Nos últimos anos, os investigadores do LIP estiveram envolvidos no desenvolvimento do projeto MARTA, um esforço conjunto Portugal-Brasil para medir diretamente a componente muónica dos chuveiros utilizando detetores de câmaras de placas resistivas (RPCs) instaladas por baixo dos detetores de Cherenkov. “Os detetores de Cherenkov, tanques de água com 1.2 metros de altura, funcionam como absorvedores de outras partículas e apenas os muões chegam às RPC onde são detetados”, evidencia o professor Pedro Assis.
Existem detetores portugueses no Observatório Pierre Auger há alguns anos, muitos desenvolvidos pela equipa do LIP. “Nós temos detetores no campus do Observatório para calibração de outros detetores que foram desenvolvidos como protótipos do projeto MARTA. Eles foram aproveitados para fazer instalações experimentais que permitem a calibração de outros detetores”, explica o docente do Técnico. “Tecnicamente chamam-se hodoscópios e permitem estabelecer que passou uma partícula e definir a sua trajetória. Assim, permite-nos perceber qual a resposta de outros detetores a estas partículas”, adiciona, ainda, o líder da equipa portuguesa.

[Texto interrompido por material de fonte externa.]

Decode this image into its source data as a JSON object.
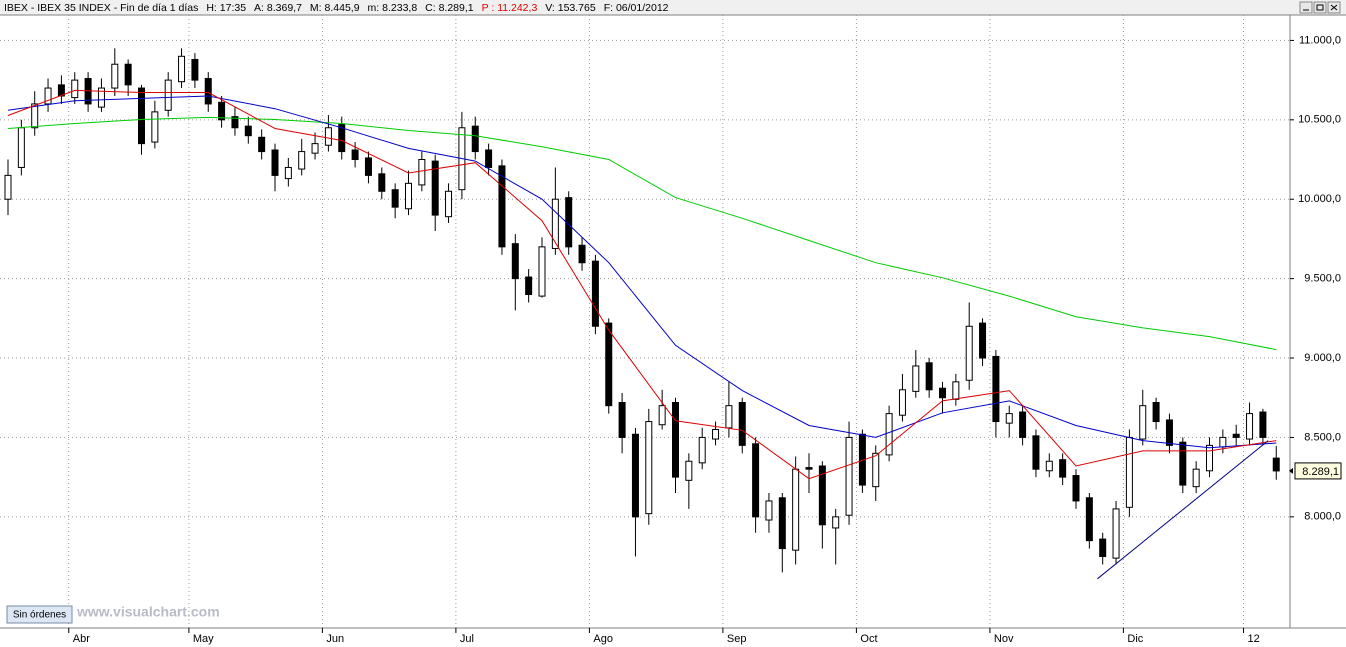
{
  "header": [
    "IBEX - IBEX 35 INDEX - Fin de día 1 días",
    "H: 17:35",
    "A: 8.369,7",
    "M: 8.445,9",
    "m: 8.233,8",
    "C: 8.289,1",
    "P : 11.242,3",
    "V: 153.765",
    "F: 06/01/2012"
  ],
  "orders_button": "Sin órdenes",
  "watermark": "www.visualchart.com",
  "chart_data": {
    "type": "candlestick",
    "categories": [
      null,
      null,
      null,
      null,
      null,
      "Abr",
      null,
      null,
      null,
      null,
      null,
      null,
      null,
      null,
      "May",
      null,
      null,
      null,
      null,
      null,
      null,
      null,
      null,
      null,
      "Jun",
      null,
      null,
      null,
      null,
      null,
      null,
      null,
      null,
      null,
      "Jul",
      null,
      null,
      null,
      null,
      null,
      null,
      null,
      null,
      null,
      "Ago",
      null,
      null,
      null,
      null,
      null,
      null,
      null,
      null,
      null,
      "Sep",
      null,
      null,
      null,
      null,
      null,
      null,
      null,
      null,
      null,
      "Oct",
      null,
      null,
      null,
      null,
      null,
      null,
      null,
      null,
      null,
      "Nov",
      null,
      null,
      null,
      null,
      null,
      null,
      null,
      null,
      null,
      "Dic",
      null,
      null,
      null,
      null,
      null,
      null,
      null,
      null,
      "12",
      null,
      null
    ],
    "open": [
      10000,
      10200,
      10450,
      10600,
      10720,
      10640,
      10760,
      10580,
      10700,
      10850,
      10700,
      10360,
      10560,
      10740,
      10880,
      10760,
      10610,
      10520,
      10460,
      10390,
      10310,
      10130,
      10190,
      10290,
      10340,
      10470,
      10310,
      10260,
      10160,
      10060,
      9940,
      10090,
      10240,
      9890,
      10060,
      10460,
      10310,
      10210,
      9720,
      9510,
      9390,
      9690,
      10010,
      9710,
      9610,
      9220,
      8720,
      8520,
      8020,
      8580,
      8720,
      8230,
      8340,
      8490,
      8560,
      8720,
      8460,
      7980,
      8120,
      7790,
      8310,
      8320,
      7930,
      8010,
      8520,
      8190,
      8390,
      8640,
      8790,
      8970,
      8810,
      8740,
      8860,
      9220,
      9010,
      8590,
      8660,
      8510,
      8290,
      8360,
      8260,
      8120,
      7860,
      7740,
      8060,
      8490,
      8720,
      8610,
      8470,
      8190,
      8290,
      8440,
      8520,
      8490,
      8660,
      8369.7
    ],
    "high": [
      10250,
      10500,
      10680,
      10760,
      10780,
      10800,
      10800,
      10760,
      10950,
      10880,
      10720,
      10620,
      10800,
      10950,
      10920,
      10800,
      10650,
      10580,
      10520,
      10440,
      10350,
      10260,
      10380,
      10420,
      10530,
      10520,
      10360,
      10300,
      10200,
      10100,
      10180,
      10300,
      10280,
      10100,
      10550,
      10520,
      10350,
      10250,
      9780,
      9560,
      9760,
      10200,
      10050,
      9760,
      9650,
      9250,
      8780,
      8560,
      8680,
      8800,
      8750,
      8400,
      8560,
      8600,
      8850,
      8750,
      8500,
      8150,
      8150,
      8380,
      8400,
      8350,
      8050,
      8600,
      8550,
      8450,
      8700,
      8900,
      9050,
      9000,
      8850,
      8900,
      9350,
      9250,
      9050,
      8700,
      8700,
      8550,
      8400,
      8400,
      8300,
      8150,
      7900,
      8100,
      8550,
      8800,
      8750,
      8650,
      8500,
      8350,
      8500,
      8550,
      8580,
      8720,
      8680,
      8445.9
    ],
    "low": [
      9900,
      10150,
      10400,
      10550,
      10600,
      10600,
      10550,
      10550,
      10650,
      10650,
      10280,
      10320,
      10520,
      10700,
      10700,
      10550,
      10450,
      10400,
      10350,
      10250,
      10050,
      10080,
      10150,
      10250,
      10300,
      10250,
      10200,
      10100,
      10000,
      9880,
      9900,
      10050,
      9800,
      9850,
      10000,
      10250,
      10150,
      9650,
      9300,
      9350,
      9380,
      9650,
      9650,
      9550,
      9150,
      8650,
      8400,
      7750,
      7950,
      8550,
      8150,
      8050,
      8300,
      8450,
      8500,
      8400,
      7900,
      7900,
      7650,
      7700,
      8150,
      7800,
      7700,
      7950,
      8150,
      8100,
      8350,
      8600,
      8750,
      8750,
      8650,
      8700,
      8800,
      8950,
      8500,
      8500,
      8450,
      8250,
      8250,
      8200,
      8050,
      7800,
      7700,
      7700,
      8000,
      8450,
      8550,
      8400,
      8150,
      8150,
      8250,
      8400,
      8450,
      8450,
      8450,
      8233.8
    ],
    "close": [
      10150,
      10450,
      10600,
      10700,
      10650,
      10750,
      10600,
      10700,
      10850,
      10720,
      10350,
      10550,
      10750,
      10900,
      10750,
      10600,
      10500,
      10450,
      10400,
      10300,
      10150,
      10200,
      10300,
      10350,
      10450,
      10300,
      10250,
      10150,
      10050,
      9950,
      10100,
      10250,
      9900,
      10050,
      10450,
      10300,
      10200,
      9700,
      9500,
      9400,
      9700,
      10000,
      9700,
      9600,
      9200,
      8700,
      8500,
      8000,
      8600,
      8700,
      8250,
      8350,
      8500,
      8550,
      8700,
      8450,
      8000,
      8100,
      7800,
      8300,
      8300,
      7950,
      8000,
      8500,
      8200,
      8400,
      8650,
      8800,
      8950,
      8800,
      8750,
      8850,
      9200,
      9000,
      8600,
      8650,
      8500,
      8300,
      8350,
      8250,
      8100,
      7850,
      7750,
      8050,
      8500,
      8700,
      8600,
      8450,
      8200,
      8300,
      8450,
      8500,
      8500,
      8650,
      8500,
      8289.1
    ],
    "lines": [
      {
        "color": "#00cc00",
        "x": [
          0,
          5,
          10,
          15,
          20,
          25,
          30,
          35,
          40,
          45,
          50,
          55,
          60,
          65,
          70,
          75,
          80,
          85,
          90,
          95
        ],
        "values": [
          10445,
          10477,
          10502,
          10515,
          10502,
          10477,
          10433,
          10400,
          10330,
          10250,
          10010,
          9880,
          9740,
          9600,
          9505,
          9390,
          9260,
          9190,
          9135,
          9053
        ]
      },
      {
        "color": "#0000cc",
        "x": [
          0,
          5,
          10,
          15,
          20,
          25,
          30,
          35,
          40,
          45,
          50,
          55,
          60,
          65,
          70,
          75,
          80,
          85,
          90,
          95
        ],
        "values": [
          10560,
          10620,
          10635,
          10650,
          10570,
          10450,
          10320,
          10240,
          10000,
          9600,
          9080,
          8795,
          8575,
          8500,
          8655,
          8730,
          8575,
          8480,
          8435,
          8465
        ]
      },
      {
        "color": "#dd0000",
        "x": [
          0,
          5,
          10,
          15,
          20,
          25,
          30,
          35,
          40,
          45,
          50,
          55,
          60,
          65,
          70,
          75,
          80,
          85,
          90,
          95
        ],
        "values": [
          10527,
          10685,
          10672,
          10672,
          10445,
          10370,
          10165,
          10230,
          9865,
          9175,
          8605,
          8545,
          8240,
          8385,
          8730,
          8795,
          8320,
          8415,
          8415,
          8480
        ]
      }
    ],
    "trendline": {
      "color": "#000080",
      "x": [
        81.6,
        94.4
      ],
      "values": [
        7610,
        8480
      ]
    },
    "last_price": {
      "value": 8289.1,
      "label": "8.289,1"
    },
    "ylim": [
      7300,
      11160
    ],
    "yticks": [
      {
        "value": 8000,
        "label": "8.000,0"
      },
      {
        "value": 8500,
        "label": "8.500,0"
      },
      {
        "value": 9000,
        "label": "9.000,0"
      },
      {
        "value": 9500,
        "label": "9.500,0"
      },
      {
        "value": 10000,
        "label": "10.000,0"
      },
      {
        "value": 10500,
        "label": "10.500,0"
      },
      {
        "value": 11000,
        "label": "11.000,0"
      }
    ],
    "grid": true
  }
}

O trabalho da equipa do LIP foca-se muito na compreensão da física destas partículas muito energéticas e na melhoria da sua deteção. “Tenta-se perceber como são as primeiras interações no topo da atmosfera. Para isso é necessário modelar o seu comportamento e comparar com o esperado no chão”, salienta o docente do DF. “O LIP tem dado contributos na melhoria da informação recolhida no chão com novos detetores, importantes no desenvolvimento/aperfeiçoamento das simulações utilizadas e nas ferramentas de análise. Temos em vista provar a relação entre características da interação inicial que se dá a energias superiores às possíveis de alcançar em acelerador e a assinatura deixada na superfície terrestre”, acrescenta o docente.